House debates
Wednesday, 28 March 2007
Trade Practices Regulations
Motion
5:21 pm
Dick Adams (Lyons, Australian Labor Party) Share this | Hansard source
As a representative of the good state of Tasmania, as someone with a strong relationship with the state’s first-class horticultural industry and as a member of the Standing Committee on Agriculture, Fisheries and Forestry, I welcome the opportunity to speak on this motion moved by the member for Kennedy. My colleague the member for Prospect has indicated Labor’s support for this endeavour and why we cannot support the member for Kennedy’s disallowance motion. We do not believe that the mandatory horticulture code of conduct put in place by the government is adequate. It is plainly not and it fails to live up to what was promised by the coalition government in the 2004 election. But we believe the code is better than no code at all and gives some opportunities to those growers.
It should not be forgotten by Australia’s 20,000 fruit and vegetable growers that the Howard government had to be dragged kicking and screaming to honour that agreement to introduce a mandatory code for their industry. Labor committed to a mandatory code well before the 2004 election. We put it on the board, nailed it up there and said: ‘This is what we will go to an election with. This is our policy. Put it out there.’ The government followed suit and promised to introduce a mandatory code within 100 days of its return to office.
The then Deputy Prime Minister, the Leader of the National Party, made the promise on 1 October 2004. The Minister for Agriculture, Fisheries and Forestry has come into the House now and said that this was not really the promise. The press release says:
A re-elected Coalition Government will impose a mandatory Code of Conduct on the horticultural industry.
He cannot deny that. It is there in writing in a public document. To try to fudge that is quite dishonest on the part of the minister. At the end of that press release, he says:
… a re-elected Coalition Government will, within its first hundred days, propose legislation to give the Australian Competition and Consumer Commission the power to enforce a Horticultural Code of Conduct.
The government made the commitment, and they broke that promise to the 20,000 Australian farmers in that position. It was not a real promise. The first 100 days went by. We waited; we were ticking them off on the calendar after the election. We were crossing them off. A hundred days went by and nothing had happened. The government continued to twist and turn until they were forced to act under pressure from the industry and the Labor Party. Where are the National Party members of parliament tonight? They are not here. Where is the member for Braddon in Tasmania? He should be hanging from the rafters at the Yolla hall screaming. His area of Braddon grows vegetables and bulbs. He should be here putting pressure on his minister to do the right thing by the people he represents. The member for Braddon is lost when he should be in here arguing a point of view.
It was not until December 2006—26 months after the election—that regulations for a mandatory code were made. They do not commence until 14 May this year—more than two years and seven months after the National Party made their 100-day pledge. It is a broken promise and, when they get there, it is not the real McCoy. Nevertheless, we take the view that the code set to come into force in May is better than no code at all. There are some opportunities to prevent people being ripped off, as has been occurring in the past. A successful disallowance motion would not assist growers who have waited for more than two years for the Howard government to honour its 100-day election pledge.

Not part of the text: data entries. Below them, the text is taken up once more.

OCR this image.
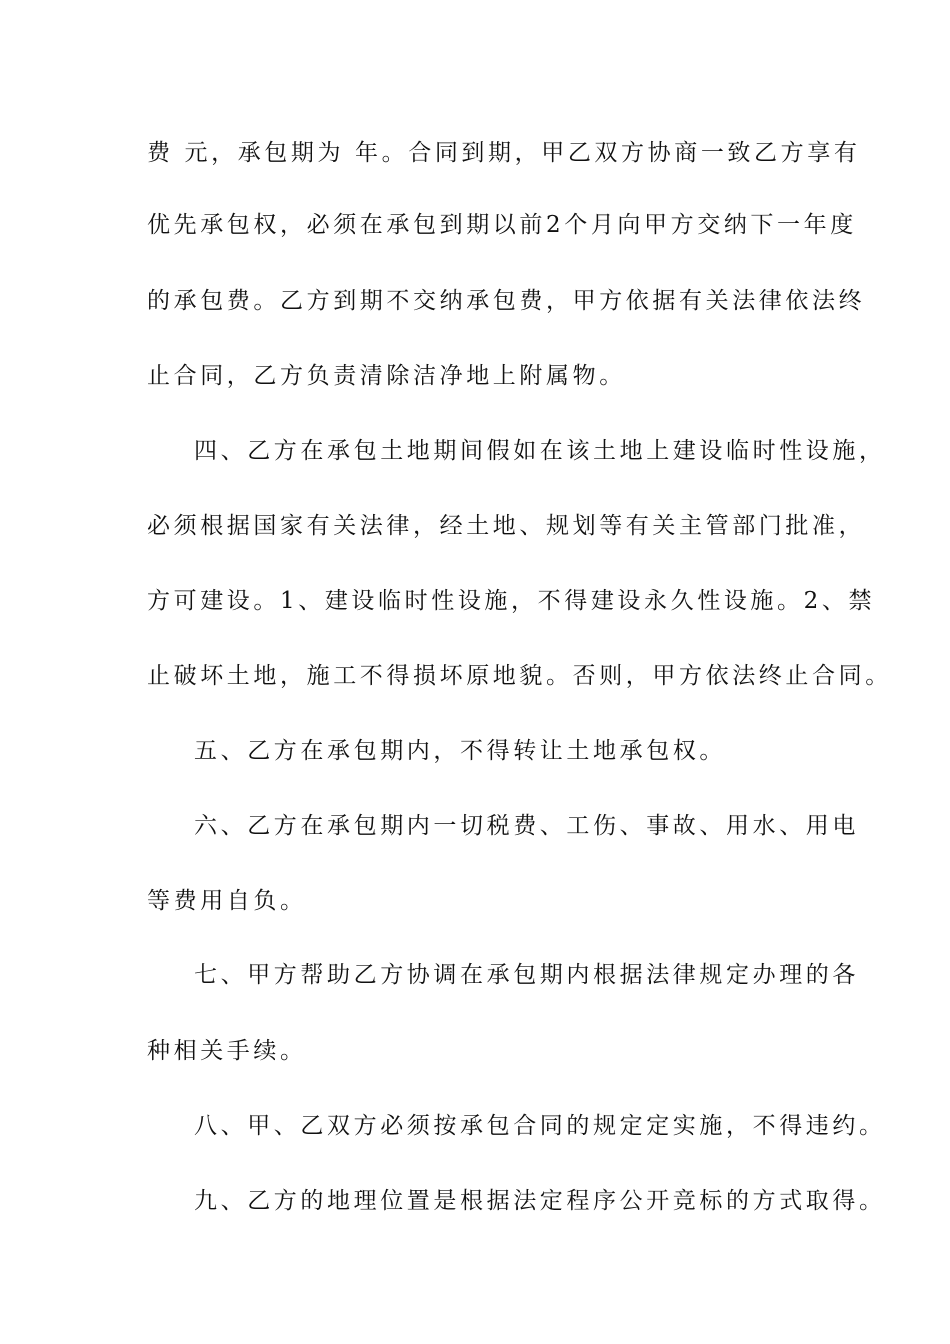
费 元，承包期为 年。合同到期，甲乙双方协商一致乙方享有
优先承包权，必须在承包到期以前2个月向甲方交纳下一年度
的承包费。乙方到期不交纳承包费，甲方依据有关法律依法终
止合同，乙方负责清除洁净地上附属物。
四、乙方在承包土地期间假如在该土地上建设临时性设施，
必须根据国家有关法律，经土地、规划等有关主管部门批准，
方可建设。1、建设临时性设施，不得建设永久性设施。2、禁
止破坏土地，施工不得损坏原地貌。否则，甲方依法终止合同。
五、乙方在承包期内，不得转让土地承包权。
六、乙方在承包期内一切税费、工伤、事故、用水、用电
等费用自负。
七、甲方帮助乙方协调在承包期内根据法律规定办理的各
种相关手续。
八、甲、乙双方必须按承包合同的规定定实施，不得违约。
九、乙方的地理位置是根据法定程序公开竞标的方式取得。
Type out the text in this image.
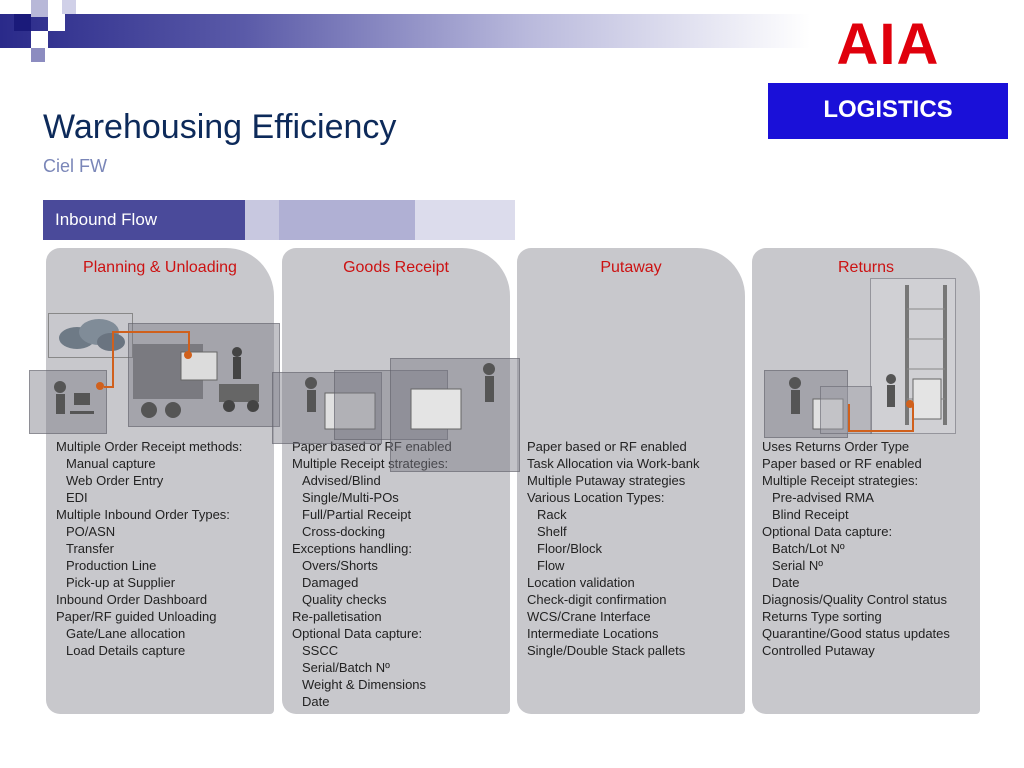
AIA
LOGISTICS
Warehousing Efficiency
Ciel FW
Inbound Flow
Planning & Unloading
Multiple Order Receipt methods:
Manual capture
Web Order Entry
EDI
Multiple Inbound Order Types:
PO/ASN
Transfer
Production Line
Pick-up at Supplier
Inbound Order Dashboard
Paper/RF guided Unloading
Gate/Lane allocation
Load Details capture
Goods Receipt
Paper based or RF enabled
Multiple Receipt strategies:
Advised/Blind
Single/Multi-POs
Full/Partial Receipt
Cross-docking
Exceptions handling:
Overs/Shorts
Damaged
Quality checks
Re-palletisation
Optional Data capture:
SSCC
Serial/Batch Nº
Weight & Dimensions
Date
Putaway
Paper based or RF enabled
Task Allocation via Work-bank
Multiple Putaway strategies
Various Location Types:
Rack
Shelf
Floor/Block
Flow
Location validation
Check-digit confirmation
WCS/Crane Interface
Intermediate Locations
Single/Double Stack pallets
Returns
Uses Returns Order Type
Paper based or RF enabled
Multiple Receipt strategies:
Pre-advised RMA
Blind Receipt
Optional Data capture:
Batch/Lot Nº
Serial Nº
Date
Diagnosis/Quality Control status
Returns Type sorting
Quarantine/Good status updates
Controlled Putaway
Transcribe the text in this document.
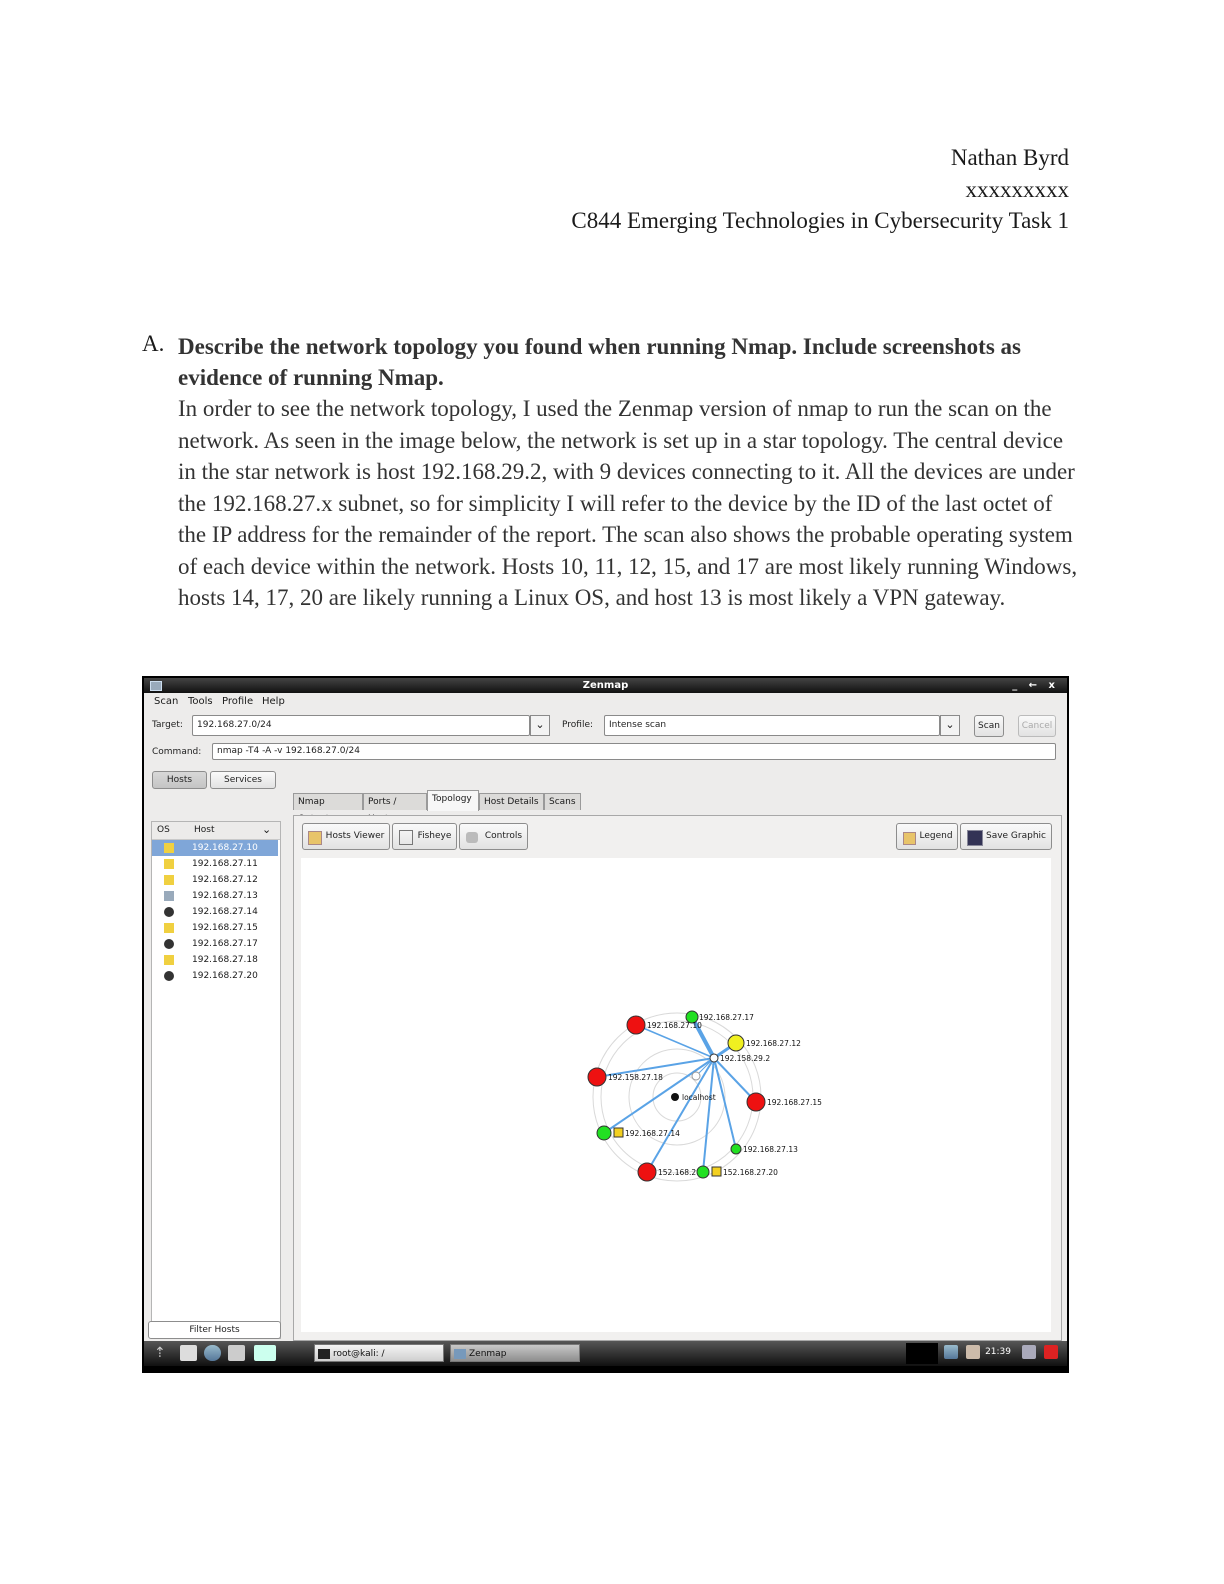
Nathan Byrd
xxxxxxxxx
C844 Emerging Technologies in Cybersecurity Task 1
A. Describe the network topology you found when running Nmap. Include screenshots as evidence of running Nmap.
In order to see the network topology, I used the Zenmap version of nmap to run the scan on the network. As seen in the image below, the network is set up in a star topology. The central device in the star network is host 192.168.29.2, with 9 devices connecting to it. All the devices are under the 192.168.27.x subnet, so for simplicity I will refer to the device by the ID of the last octet of the IP address for the remainder of the report. The scan also shows the probable operating system of each device within the network. Hosts 10, 11, 12, 15, and 17 are most likely running Windows, hosts 14, 17, 20 are likely running a Linux OS, and host 13 is most likely a VPN gateway.
Zenmap	_ ← x
Scan Tools Profile Help
Target:	192.168.27.0/24	⌄	Profile:	Intense scan	⌄	Scan	Cancel
Command:	nmap -T4 -A -v 192.168.27.0/24
Hosts	Services
OS	Host	⌄
192.168.27.10
192.168.27.11
192.168.27.12
192.168.27.13
192.168.27.14
192.168.27.15
192.168.27.17
192.168.27.18
192.168.27.20
Nmap	Ports /	Topology	Host Details	Scans
Hosts Viewer	Fisheye	Controls	Legend	Save Graphic
192.168.27.17
192.168.27.10
192.168.27.12
192.158.29.2
192.158.27.18
localhost
192.168.27.15
192.168.27.14
192.168.27.13
152.168.2	152.168.27.20
Filter Hosts
⇡	root@kali: /	Zenmap	21:39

Labor’s position today should not be construed as a big tick for the current code. It is not. We do not think it is adequate. We do not think it is up to it. I note the comments made in the debate by the member for Kennedy. Labor have been made directly aware of the growers’ concerns about the buyers’ agents—who represent retailers, including the two big supermarkets—being excluded from the code. The two big supermarkets in Australia have too much power when it comes to buying from little people, whether it is manufacturers, food processors or growers of fresh food. They have too much power and our agencies should have operated more to protect the small people of this country. The ACCC has failed to do that on several occasions. I also think it failed dismally when it let the retailing of petrol become locked into supermarkets as well. I understand that growers and their representatives were led to believe that transactions with those agents would fall into the scope of the code. They have been sorely disappointed again—another disappointment and another sell-out by this government.
Labor enjoys a good working relationship with the horticulture sector. I am the chair of the regional committee of the Labor Party, and my colleagues from Tasmania—Harry Quick, with the apple industry in the southern areas of Huon and the channel area, and Senator Kerry O’Brien—meet regularly with growers; we know their needs. I believe that we know their needs a lot better than those on the other side of this House.
We will continue to talk to them about the code. When we win the next election we will certainly be having major discussions with them about the code. We will continue to work with the industry to ensure that the code provides the intended fairness for this sector so that people can get a fair go, a fair opportunity. Disallowing the regulations will not represent a step forward for Australia’s fruit and vegetable growers, including the Tasmanian growers that I represent in this place. So I cannot support the member for Kennedy’s disallowance motion, but I do congratulate him for having it on the Notice Paper, because it has given us an opportunity to point out again that this government is really a fraud. It is committing fraud on many people in regional Australia. Disallowance would represent a step back, and we want to go forward. On that basis, I cannot lend my support to the motion.